During wine-making, a chemical called tartaric acid builds up on vat walls. In the 18th and 19th centuries, makers of medicine and dyes used this acid. In 1819, factory workers boiled wine too long and accidentally produced paratartaric acid, which had unique properties that intrigued scientists like Louis. The study of the acid was related to the study of crystal structures, which at the time seemed like a way to help solve the mystery of how molecules were built. Observing the various ways crystals interacted with light gave scientists clues about their properties.

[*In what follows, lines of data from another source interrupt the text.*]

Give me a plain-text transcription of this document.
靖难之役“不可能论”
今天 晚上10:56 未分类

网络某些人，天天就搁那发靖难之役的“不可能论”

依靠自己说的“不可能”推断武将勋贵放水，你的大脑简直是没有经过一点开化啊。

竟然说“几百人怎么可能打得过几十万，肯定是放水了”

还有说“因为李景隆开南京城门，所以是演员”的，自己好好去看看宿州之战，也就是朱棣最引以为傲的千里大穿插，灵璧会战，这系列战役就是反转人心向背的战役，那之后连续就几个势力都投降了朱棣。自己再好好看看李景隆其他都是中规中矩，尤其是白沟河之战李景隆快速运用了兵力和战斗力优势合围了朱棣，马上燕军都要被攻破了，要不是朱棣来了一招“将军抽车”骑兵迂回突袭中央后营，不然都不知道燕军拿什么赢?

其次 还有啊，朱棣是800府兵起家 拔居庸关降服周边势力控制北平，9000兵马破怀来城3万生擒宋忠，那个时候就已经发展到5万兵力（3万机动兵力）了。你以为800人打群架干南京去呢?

Earlier in the 19th century, Jean-Baptiste Biot, a French physicist, discovered that tartaric acid was optically active. That is, when Jean-Baptiste shined polarised light through tartaric acid crystals in a solution, they rotated the light clockwise or counterclockwise. But no one knew how the crystals did it. When studying the paratartaric acid, Louis found that it produced two kinds of crystals — one like those found in tartaric acid and another that was the mirror opposite.

Not optically active

The crystals were handed, or what the Greeks call chiral (kheir) for hand. And they were not optically active, like the tartaric acid. Louis concluded that the mirror-image crystals, together as a 50/50 mix in the solution, canceled out each other’s ability to rotate polarised light. And without even knowing how a molecule was built, just eight months after receiving his doctorate, he said that their molecular structure was chiral, too. Chemistry changed forever.

For various reasons, Louis eventually turned to biology. Perhaps he recognised that chirality could play a big role in it, some suggest. We now know that many drugs contain molecules that exist in two chiral forms, and that the two forms can react differently in the body. “Many objects in our universe have this property of chirality,” Joesph said. In the mirror, in a vat of wine heated too long, on a piece of limestone and in your body: the non-superimposable hands of the universe were discovered by a man who wanted to be an artist, but settled for science.